Our tire dealer says our tire wear indicates we have an alignment problem and our Subaru dealership says we don’t have an alignment problem. We live at 8,500 feet and 30 miles in all directions from our home are curvy mountain roads and we tend to have a heavy foot around these curves. Could our driving conditions plus our driving style add up to wear on our tires that LOOK like alignment problems?
I would say yes.
How about a picture Carl?
No way to answer that without seeing the wear in question.
I assume that hard cornering would put extra wear on the outside edges. If your tire pressures have been lower than recommended, that would probably make that worse. A good alignment shop might be able to set the camber to a specific portion of the acceptable range to help counteract this.
Unless the Subaru dealer has put the car on the alignment rack how would they even begin to know whether it’s out or not?

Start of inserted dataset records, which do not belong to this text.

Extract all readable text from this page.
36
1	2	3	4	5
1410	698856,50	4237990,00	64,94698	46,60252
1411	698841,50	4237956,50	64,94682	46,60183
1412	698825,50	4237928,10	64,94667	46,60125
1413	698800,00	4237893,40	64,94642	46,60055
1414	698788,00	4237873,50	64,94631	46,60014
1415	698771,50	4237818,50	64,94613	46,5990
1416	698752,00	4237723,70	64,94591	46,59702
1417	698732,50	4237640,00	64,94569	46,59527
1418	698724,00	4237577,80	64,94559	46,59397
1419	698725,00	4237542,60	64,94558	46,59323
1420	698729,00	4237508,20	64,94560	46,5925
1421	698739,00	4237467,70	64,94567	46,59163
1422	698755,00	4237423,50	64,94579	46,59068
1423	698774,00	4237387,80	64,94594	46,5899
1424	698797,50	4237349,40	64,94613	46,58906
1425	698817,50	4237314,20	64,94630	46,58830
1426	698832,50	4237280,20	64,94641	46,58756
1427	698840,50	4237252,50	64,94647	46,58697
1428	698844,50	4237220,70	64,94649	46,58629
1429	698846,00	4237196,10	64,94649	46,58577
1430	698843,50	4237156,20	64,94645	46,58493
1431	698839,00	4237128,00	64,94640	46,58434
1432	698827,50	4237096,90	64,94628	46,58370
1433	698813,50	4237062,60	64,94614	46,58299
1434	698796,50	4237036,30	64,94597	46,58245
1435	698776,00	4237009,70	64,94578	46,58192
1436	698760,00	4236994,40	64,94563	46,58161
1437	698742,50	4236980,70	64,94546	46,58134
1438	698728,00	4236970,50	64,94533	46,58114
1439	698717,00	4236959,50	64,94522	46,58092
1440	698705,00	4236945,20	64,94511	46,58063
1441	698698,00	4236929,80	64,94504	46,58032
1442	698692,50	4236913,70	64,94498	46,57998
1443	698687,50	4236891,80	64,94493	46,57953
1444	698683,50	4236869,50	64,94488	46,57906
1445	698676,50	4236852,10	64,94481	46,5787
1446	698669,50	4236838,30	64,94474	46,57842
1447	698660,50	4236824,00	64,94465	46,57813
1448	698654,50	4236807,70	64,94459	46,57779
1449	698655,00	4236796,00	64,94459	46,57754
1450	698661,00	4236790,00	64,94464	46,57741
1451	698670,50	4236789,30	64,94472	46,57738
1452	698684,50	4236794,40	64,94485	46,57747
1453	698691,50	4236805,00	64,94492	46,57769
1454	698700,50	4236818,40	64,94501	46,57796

Obviously a service writer told you this…
It’s common for cars to go out of alignment with age and miles even without any wear or damage factor involved. All suspension settles in after a while which can send things out of scale a bit and it’s possible to have an alignment issue with no abnormal wear at all.
You have not stated what kind of wear exists but from your remark I gather that it’s outside edge wear. That is likely due to excessive positive camber or too much toe-in. If so, it needs to go on the rack to find out what is going on.
I suspect once on the rack it will show an issue or two. It’s also common after curb strikes and so on that a wheel may knuckle under a bit and create excessive positive camber due to something like a tweaked control arm.
Spirited mountain driving can cause more wear on the outer edges of the tires than easy highway driving. But I would imagine your tire shop has more than once customer with an AWD car that lives up the mountain, so that shouldn’t be news to them.
Have the alignment checked, it’s not an expensive procedure. Where I am a 4-wheel alignment on that car would be $89.95. If we set it up and all the angles are in spec the charge is only $57. Then you’ll know for sure.
In addition to the good replies above, my experience says that factory published alignment tolerances are too wide by half. They need to be within the inner half of the spec in order to assure good tire wear.
Also, any camber over 1° is problematic.
Many alignment techs think that if the factory didn’t provide alignment adjustability, then they can’t (or won’t) adjust. That’s not true - BUT - it sometimes takes a camber plate or an eccentric bolt (extra cost), and they usually don’t tell you upfront about this cost, so they tend not to use these things even if they need them to get the values in spec.
And - YES! - curvy roads will tend to cause edge wear on tires, even if the alignment is spot on! Driving gently, and adding a little more inflation pressure will help that.
On my 2007 Mazda3, after lots of bad tire wear, they installed an adjustable camber kit on the rear that solved everything. I was surprised that it cost $600.
It seems to me that driving on CO mountain roads with enough aggression to wear tires off may not be the greatest of ideas.
When I graduated high school I knew (very, very casually) 2 twin brothers who along with 2 others went on a post graduation trip to CO. All 4 ended up dead when they went off a curve into a 300 foot deep ravine and in this case alcohol was involved. Alcohol, curved roads in the mountains, and late at night; what could go wrong one might rhetorically ask.
You own 1 car? This is only car you have ever owned with this type of tire wear?